El catalanismo ya no regresará. El PSC se ha vuelto mucho más pragmático. En los años noventa, defendió el catalanismo a pesar de que hacerlo probablemente lo perjudicaba en las elecciones autonómicas (en las municipales y en las estatales, la cuestión catalanista solía ser menos decisiva). Los socialistas catalanes creían en el catalanismo aunque esto implicara renunciar a la Generalitat. Pero una vez el independentismo dictó sentencia de muerte contra el catalanismo, el PSC se sintió liberado y pasó a ser más pragmático. Ahora harán lo que haga falta para ganar elecciones. Dirán “Lérida”. Harán mítines en castellano. Pero también aprobarán leyes de amnistía o indultos. Combinará ideas no por estrategia, sino por táctica: su prioridad ahora es el poder, no el catalanismo. Y no resucitarán el catalanismo porque para hacerlo necesitarían que los independentistas dejaran de serlo. Y estos no lo harán porque siguen obsesionados con lo binario. Con decantarse. Con obligar a decidir. Con elegir bando donde bando es nación.
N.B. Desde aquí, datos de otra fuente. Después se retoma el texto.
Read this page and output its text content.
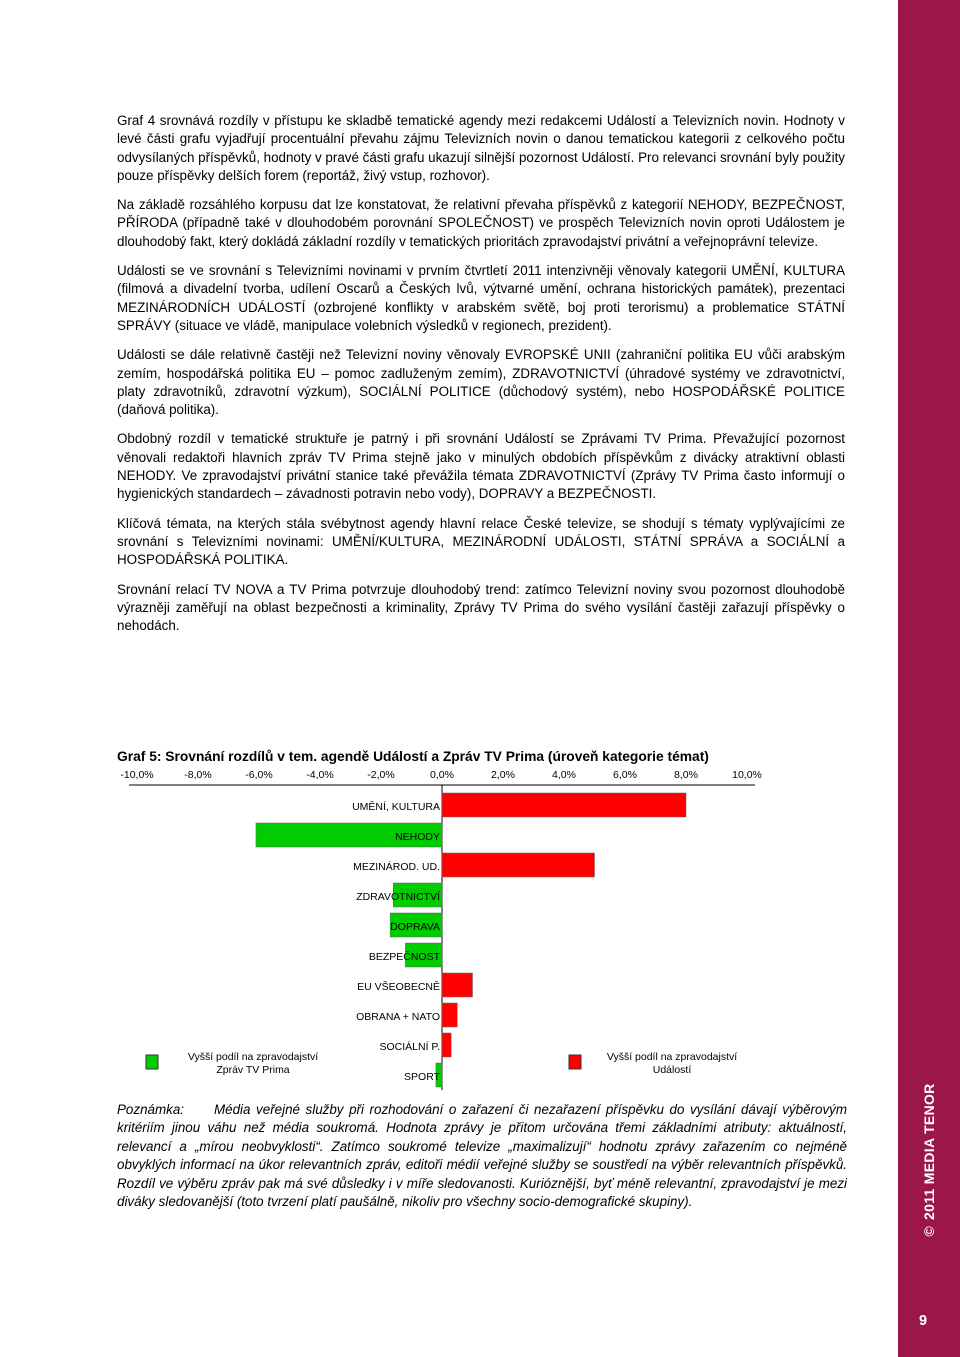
©2011 MEDIA TENOR

Graf 4 srovnává rozdíly v přístupu ke skladbě tematické agendy mezi redakcemi Událostí a Televizních novin. Hodnoty v levé části grafu vyjadřují procentuální převahu zájmu Televizních novin o danou tematickou kategorii z celkového počtu odvysílaných příspěvků, hodnoty v pravé části grafu ukazují silnější pozornost Událostí. Pro relevanci srovnání byly použity pouze příspěvky delších forem (reportáž, živý vstup, rozhovor).

Na základě rozsáhlého korpusu dat lze konstatovat, že relativní převaha příspěvků z kategorií NEHODY, BEZPEČNOST, PŘÍRODA (případně také v dlouhodobém porovnání SPOLEČNOST) ve prospěch Televizních novin oproti Událostem je dlouhodobý fakt, který dokládá základní rozdíly v tematických prioritách zpravodajství privátní a veřejnoprávní televize.

Události se ve srovnání s Televizními novinami v prvním čtvrtletí 2011 intenzivněji věnovaly kategorii UMĚNÍ, KULTURA (filmová a divadelní tvorba, udílení Oscarů a Českých lvů, výtvarné umění, ochrana historických památek), prezentaci MEZINÁRODNÍCH UDÁLOSTÍ (ozbrojené konflikty v arabském světě, boj proti terorismu) a problematice STÁTNÍ SPRÁVY (situace ve vládě, manipulace volebních výsledků v regionech, prezident).

Události se dále relativně častěji než Televizní noviny věnovaly EVROPSKÉ UNII (zahraniční politika EU vůči arabským zemím, hospodářská politika EU – pomoc zadluženým zemím), ZDRAVOTNICTVÍ (úhradové systémy ve zdravotnictví, platy zdravotníků, zdravotní výzkum), SOCIÁLNÍ POLITICE (důchodový systém), nebo HOSPODÁŘSKÉ POLITICE (daňová politika).

Obdobný rozdíl v tematické struktuře je patrný i při srovnání Událostí se Zprávami TV Prima. Převažující pozornost věnovali redaktoři hlavních zpráv TV Prima stejně jako v minulých obdobích příspěvkům z divácky atraktivní oblasti NEHODY. Ve zpravodajství privátní stanice také převážila témata ZDRAVOTNICTVÍ (Zprávy TV Prima často informují o hygienických standardech – závadnosti potravin nebo vody), DOPRAVY a BEZPEČNOSTI.

Klíčová témata, na kterých stála svébytnost agendy hlavní relace České televize, se shodují s tématy vyplývajícími ze srovnání s Televizními novinami: UMĚNÍ/KULTURA, MEZINÁRODNÍ UDÁLOSTI, STÁTNÍ SPRÁVA a SOCIÁLNÍ a HOSPODÁŘSKÁ POLITIKA.

Srovnání relací TV NOVA a TV Prima potvrzuje dlouhodobý trend: zatímco Televizní noviny svou pozornost dlouhodobě výrazněji zaměřují na oblast bezpečnosti a kriminality, Zprávy TV Prima do svého vysílání častěji zařazují příspěvky o nehodách.

Graf 5: Srovnání rozdílů v tem. agendě Událostí a Zpráv TV Prima (úroveň kategorie témat)
-10,0%	-8,0%	-6,0%	-4,0%	-2,0%	0,0%	2,0%	4,0%	6,0%	8,0%	10,0%
UMĚNÍ, KULTURA
NEHODY
MEZINÁROD. UD.
ZDRAVOTNICTVÍ
DOPRAVA
BEZPEČNOST
EU VŠEOBECNĚ
OBRANA + NATO
SOCIÁLNÍ P.
SPORT
Vyšší podíl na zpravodajství
Zpráv TV Prima
Vyšší podíl na zpravodajství
Událostí
Poznámka: Média veřejné služby při rozhodování o zařazení či nezařazení příspěvku do vysílání dávají výběrovým kritériím jinou váhu než média soukromá. Hodnota zprávy je přitom určována třemi základními atributy: aktuálností, relevancí a „mírou neobvyklosti“. Zatímco soukromé televize „maximalizují“ hodnotu zprávy zařazením co nejméně obvyklých informací na úkor relevantních zpráv, editoři médií veřejné služby se soustředí na výběr relevantních příspěvků. Rozdíl ve výběru zpráv pak má své důsledky i v míře sledovanosti. Kurióznější, byť méně relevantní, zpravodajství je mezi diváky sledovanější (toto tvrzení platí paušálně, nikoliv pro všechny socio-demografické skupiny).
Analýza zpravodajství českých televizí
posuzované období: 1. čtvrtletí 2011	9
Es posible que en algún momento la intelligentsia independentista pensara que el catalanismo había sido una etapa previa y necesaria hacia el independentismo (idea que, curiosamente o no, compartirían con la intelligentsia fundacional del fenecido Ciutadans). El catalanismo así concebido no habría sido un fin en sí mismo, sino un medio para “catalanizar” a quienes no éramos catalanes de origen y alcanzar así el verdadero fin: convertirnos en independentistas a medio plazo. Una vez hecho el trabajo, tocaba enterrar al catalanismo. Si la intelligentsia independentista lo vio así, buscó reescribir la historia. Y es que el catalanismo no era una manera de catalanizar a nadie, sino una manera de hacernos libres de elegir nación, una manera, en fin, de disolver un falso dilema.
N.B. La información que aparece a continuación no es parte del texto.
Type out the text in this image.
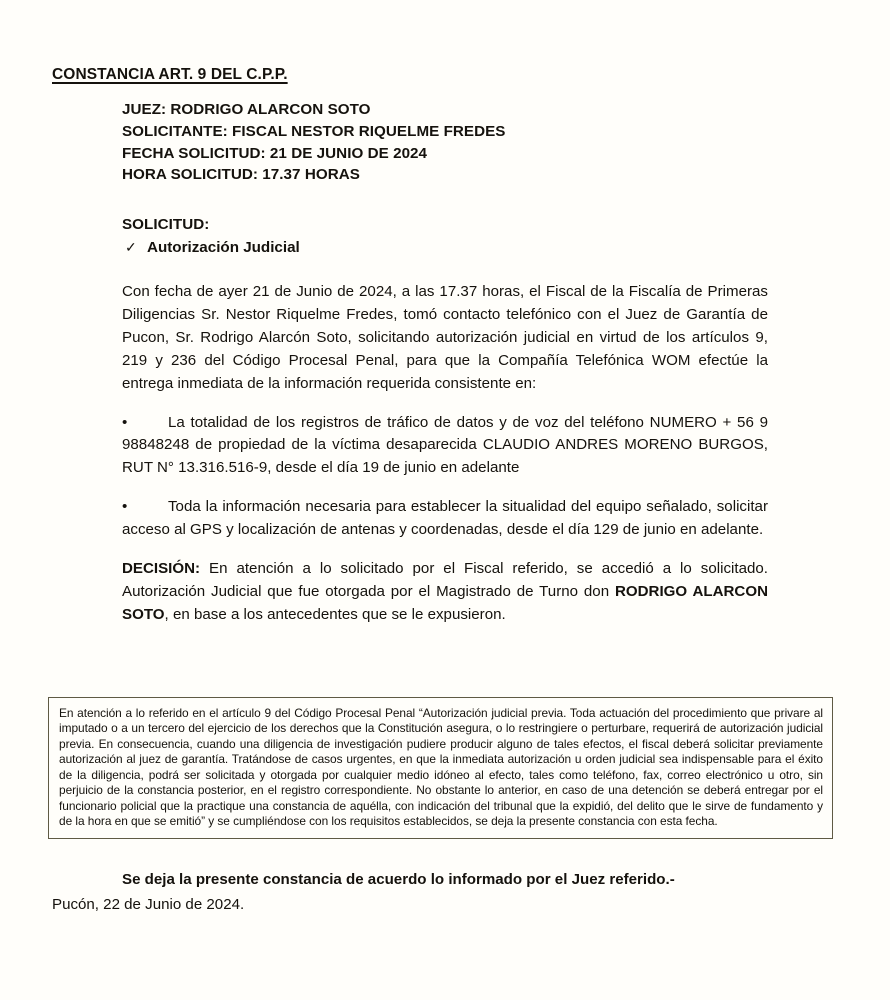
CONSTANCIA ART. 9 DEL C.P.P.
JUEZ: RODRIGO ALARCON SOTO
SOLICITANTE: FISCAL NESTOR RIQUELME FREDES
FECHA SOLICITUD: 21 DE JUNIO DE 2024
HORA SOLICITUD: 17.37 HORAS
SOLICITUD:
✓ Autorización Judicial

Con fecha de ayer 21 de Junio de 2024, a las 17.37 horas, el Fiscal de la Fiscalía de Primeras Diligencias Sr. Nestor Riquelme Fredes, tomó contacto telefónico con el Juez de Garantía de Pucon, Sr. Rodrigo Alarcón Soto, solicitando autorización judicial en virtud de los artículos 9, 219 y 236 del Código Procesal Penal, para que la Compañía Telefónica WOM efectúe la entrega inmediata de la información requerida consistente en:

•	La totalidad de los registros de tráfico de datos y de voz del teléfono NUMERO + 56 9 98848248 de propiedad de la víctima desaparecida CLAUDIO ANDRES MORENO BURGOS, RUT N° 13.316.516-9, desde el día 19 de junio en adelante

•	Toda la información necesaria para establecer la situalidad del equipo señalado, solicitar acceso al GPS y localización de antenas y coordenadas, desde el día 129 de junio en adelante.

DECISIÓN: En atención a lo solicitado por el Fiscal referido, se accedió a lo solicitado. Autorización Judicial que fue otorgada por el Magistrado de Turno don RODRIGO ALARCON SOTO, en base a los antecedentes que se le expusieron.

En atención a lo referido en el artículo 9 del Código Procesal Penal “Autorización judicial previa. Toda actuación del procedimiento que privare al imputado o a un tercero del ejercicio de los derechos que la Constitución asegura, o lo restringiere o perturbare, requerirá de autorización judicial previa. En consecuencia, cuando una diligencia de investigación pudiere producir alguno de tales efectos, el fiscal deberá solicitar previamente autorización al juez de garantía. Tratándose de casos urgentes, en que la inmediata autorización u orden judicial sea indispensable para el éxito de la diligencia, podrá ser solicitada y otorgada por cualquier medio idóneo al efecto, tales como teléfono, fax, correo electrónico u otro, sin perjuicio de la constancia posterior, en el registro correspondiente. No obstante lo anterior, en caso de una detención se deberá entregar por el funcionario policial que la practique una constancia de aquélla, con indicación del tribunal que la expidió, del delito que le sirve de fundamento y de la hora en que se emitió” y se cumpliéndose con los requisitos establecidos, se deja la presente constancia con esta fecha.

Se deja la presente constancia de acuerdo lo informado por el Juez referido.-
Pucón, 22 de Junio de 2024.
Si las elecciones del 12 de mayo sirven para hacer balance de los último diez años, el del independentismo es desolador. Ha acabado con el apoyo transversal a las causas que lo justifican. No ha conseguido la independencia. Ha destruido el prestigio de las instituciones del autogobierno. Y ha alumbrado, como fruto de su fracaso pero también de su éxito, Aliança catalana, la extrema derecha independentista. Este partido atraerá cada vez a más independentistas, seducidos por la idea de lo que su líder, Sílvia Orriols, llama “la Cataluña occidental”, es decir, una Cataluña sin árabes (y sin españoles). Y todo el meticuloso trabajo hecho internacionalmente, consistente en no dejar que el independentismo catalán se viera asociado con el equivalente local de la ultraderecha xenófoba y nacionalista que crece en Europa, se irá al traste. El consenso acerca de la lengua y la cultura es historia, la independencia se ha convertido en una idea lunática para gente que alguna vez había creído en ella y “la Cataluña occidental” resonará en toda Europa. La obsesión por lo binario no solo es destructiva: es autodestructiva.